Indeed, Medicaid alone seems to account for transfers to the poorest fifth that approach the amount these individuals pay in state and local taxes.  According this report by the National Association of State Budget Officers ("NASBO"), Medicaid covered 60 million people in 2009, a cohort roughly equivalent to Dionne's "poorest fifth."  (The U.S. Population in 2009 was 307 million.)  The same study concludes that states spent $132,540,000  on  Medicaid in 2009, an amount equal to $2209 per Medicaid recipient.  Of course, Medicaid is not the only program that confers benefits on individuals in the "poorest fifth."  States and localities also spend significant resources on: (1) other forms of public assistance, (2) K-12 education, (3) police protection, (4) fire protection, (5) roads, (6) public transportation, and (7) higher education.  Indeed, according to the NASBO report cited above, states and localities spent just over $280 Billion on K-12 education in 2009, or $912 per person.   States spent another $145 billion, or $472 per person, on higher education.  It may well be that individuals in the poorest fifth received less than a pro-rata share ($1384) of such expenditures.   Nonetheless, even if we assume that the poorest fifth receive the equivalent of $500 annually from this source, state and local expenditures on such individuals would substantially exceed the $2561 that the average individual in the poorest fifth of the income distribution pays in state and local taxes.

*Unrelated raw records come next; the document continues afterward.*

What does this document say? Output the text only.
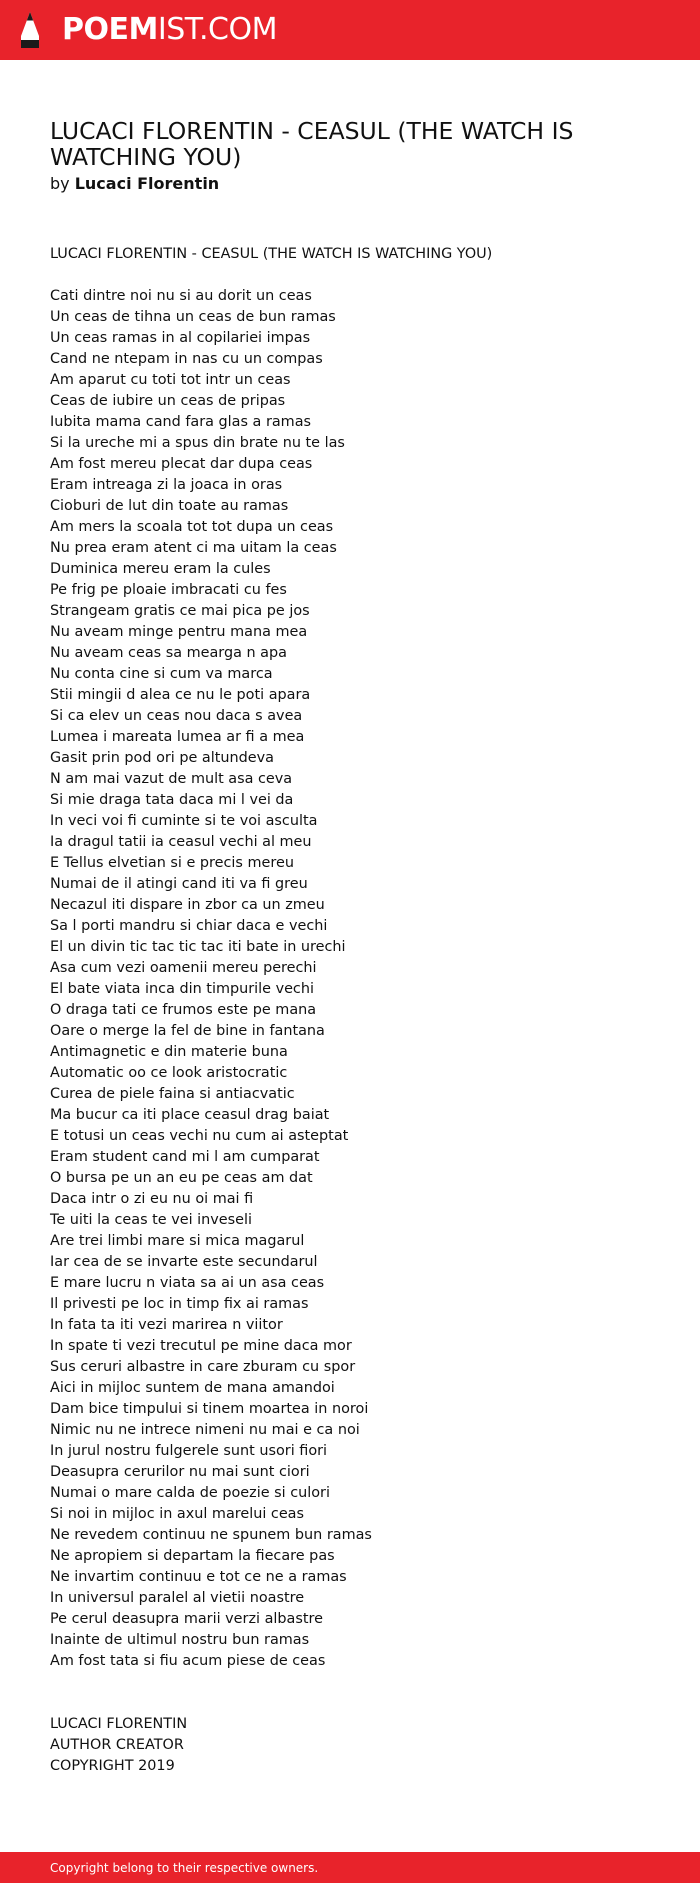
POEMIST.COM
LUCACI FLORENTIN - CEASUL (THE WATCH IS WATCHING YOU)
by Lucaci Florentin
LUCACI FLORENTIN - CEASUL (THE WATCH IS WATCHING YOU)
Cati dintre noi nu si au dorit un ceas
Un ceas de tihna un ceas de bun ramas
Un ceas ramas in al copilariei impas
Cand ne ntepam in nas cu un compas
Am aparut cu toti tot intr un ceas
Ceas de iubire un ceas de pripas
Iubita mama cand fara glas a ramas
Si la ureche mi a spus din brate nu te las
Am fost mereu plecat dar dupa ceas
Eram intreaga zi la joaca in oras
Cioburi de lut din toate au ramas
Am mers la scoala tot tot dupa un ceas
Nu prea eram atent ci ma uitam la ceas
Duminica mereu eram la cules
Pe frig pe ploaie imbracati cu fes
Strangeam gratis ce mai pica pe jos
Nu aveam minge pentru mana mea
Nu aveam ceas sa mearga n apa
Nu conta cine si cum va marca
Stii mingii d alea ce nu le poti apara
Si ca elev un ceas nou daca s avea
Lumea i mareata lumea ar fi a mea
Gasit prin pod ori pe altundeva
N am mai vazut de mult asa ceva
Si mie draga tata daca mi l vei da
In veci voi fi cuminte si te voi asculta
Ia dragul tatii ia ceasul vechi al meu
E Tellus elvetian si e precis mereu
Numai de il atingi cand iti va fi greu
Necazul iti dispare in zbor ca un zmeu
Sa l porti mandru si chiar daca e vechi
El un divin tic tac tic tac iti bate in urechi
Asa cum vezi oamenii mereu perechi
El bate viata inca din timpurile vechi
O draga tati ce frumos este pe mana
Oare o merge la fel de bine in fantana
Antimagnetic e din materie buna
Automatic oo ce look aristocratic
Curea de piele faina si antiacvatic
Ma bucur ca iti place ceasul drag baiat
E totusi un ceas vechi nu cum ai asteptat
Eram student cand mi l am cumparat
O bursa pe un an eu pe ceas am dat
Daca intr o zi eu nu oi mai fi
Te uiti la ceas te vei inveseli
Are trei limbi mare si mica magarul
Iar cea de se invarte este secundarul
E mare lucru n viata sa ai un asa ceas
Il privesti pe loc in timp fix ai ramas
In fata ta iti vezi marirea n viitor
In spate ti vezi trecutul pe mine daca mor
Sus ceruri albastre in care zburam cu spor
Aici in mijloc suntem de mana amandoi
Dam bice timpului si tinem moartea in noroi
Nimic nu ne intrece nimeni nu mai e ca noi
In jurul nostru fulgerele sunt usori fiori
Deasupra cerurilor nu mai sunt ciori
Numai o mare calda de poezie si culori
Si noi in mijloc in axul marelui ceas
Ne revedem continuu ne spunem bun ramas
Ne apropiem si departam la fiecare pas
Ne invartim continuu e tot ce ne a ramas
In universul paralel al vietii noastre
Pe cerul deasupra marii verzi albastre
Inainte de ultimul nostru bun ramas
Am fost tata si fiu acum piese de ceas
LUCACI FLORENTIN
AUTHOR CREATOR
COPYRIGHT 2019
Copyright belong to their respective owners.
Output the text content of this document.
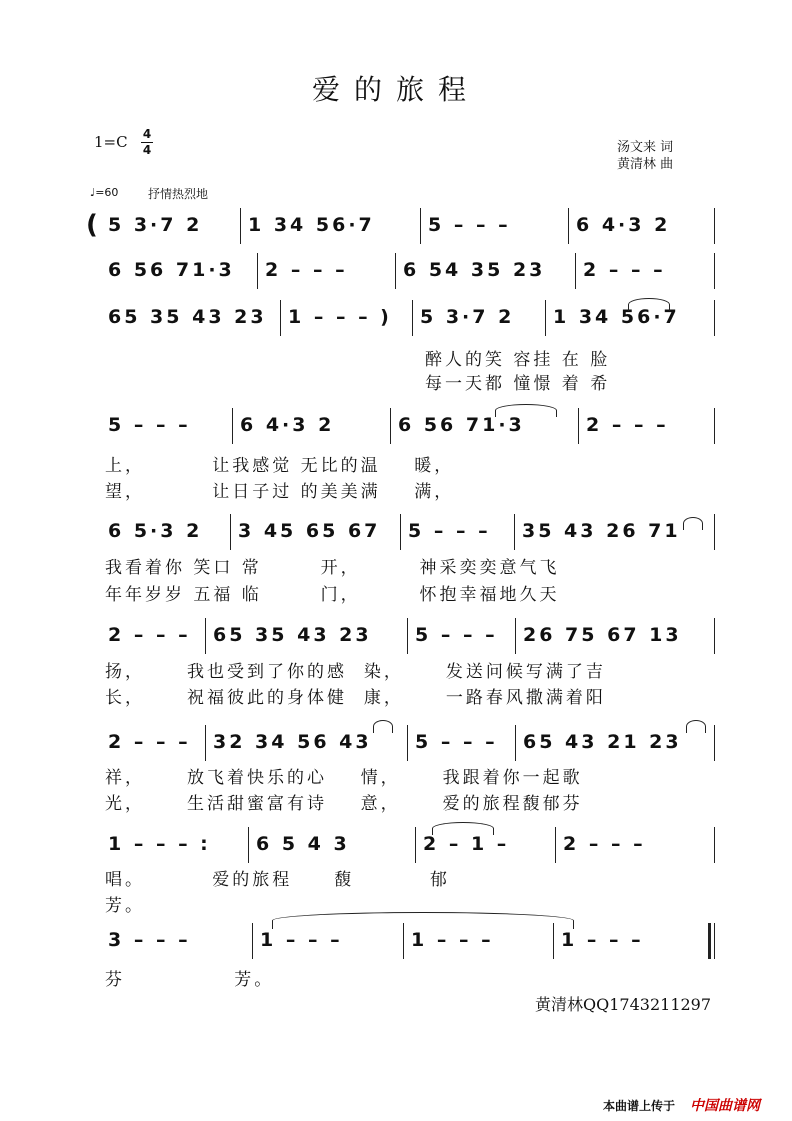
爱的旅程
1=C 4
4	汤文来 词
黄清林 曲
♩=60 抒情热烈地
( 5 3·7 2 1 34 56·7	5 – – –	6 4·3 2
6 56 71·3 2 – – –	6 54 35 23 2 – – –
65 35 43 23 1 – – – ) 5 3·7 2 1 34 56·7
5 – – –	6 4·3 2	6 56 71·3	2 – – –
6 5·3 2 3 45 65 67 5 – – – 35 43 26 71
2 – – – 65 35 43 23 5 – – – 26 75 67 13
2 – – – 32 34 56 43 5 – – – 65 43 21 23
1 – – – : 6 5 4 3	2 – 1 –	2 – – –
3 – – –	1 – – –	1 – – –	1 – – –
醉人的笑 容挂 在 脸
每一天都 憧憬 着 希
上，        让我感觉 无比的温    暖，
望，        让日子过 的美美满    满，
我看着你 笑口 常       开，       神采奕奕意气飞
年年岁岁 五福 临       门，       怀抱幸福地久天
扬，     我也受到了你的感  染，     发送问候写满了吉
长，     祝福彼此的身体健  康，     一路春风撒满着阳
祥，     放飞着快乐的心    情，     我跟着你一起歌
光，     生活甜蜜富有诗    意，     爱的旅程馥郁芬
唱。        爱的旅程     馥         郁
芳。
芬             芳。
黄清林QQ1743211297
本曲谱上传于 中国曲谱网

In short, any claim that states and localities are redistributing income from rich to poor is apparently false.  Instead, state and local taxation and the spending programs that such taxation supports redistribute income from rich to poor and are in this sense "progressive."  It may well be that the national government's policies are even more progressive, given the relative ease with which wealthy individuals may "exit" states that impose high taxes.  The threat of such exit, which drives competitive federalism, discourages redistributionist policies.   (It is, of course, more difficult for such individuals to exit the United States as a whole.)  Perhaps Dionne believes that state and local systems are not progressive enough.  Perhaps he is correct, but he should ground such an argument in data that reflect the actual impact of state and local systems.

Some might reply that Dionne and this blogger have erred in defining as "regressive" those systems, and only those systems, that redistribute income from poor to rich.  Instead, this argument might continue, a tax system is regressive whenever the poor pay higher tax rates than the rich.  However, such a definition of "regressive" would, by ignoring the uses that states make of tax revenue, rob the term of any useful meaning in policy debates.  After all, a tax system could be "regressive" in this sense even if the State spent every penny of tax revenue on transfer payments to the poor, thereby substantially reducing inequality. Such an approach would also label as "progressive" any system in which the rich paid higher tax rates than the poor, even if states spend all tax revenue on programs aimed solely at the rich.  Any useful definition of "regressive" or "progressive" should account for the actual distributional effect of the policies that scholars and pundits are evaluating.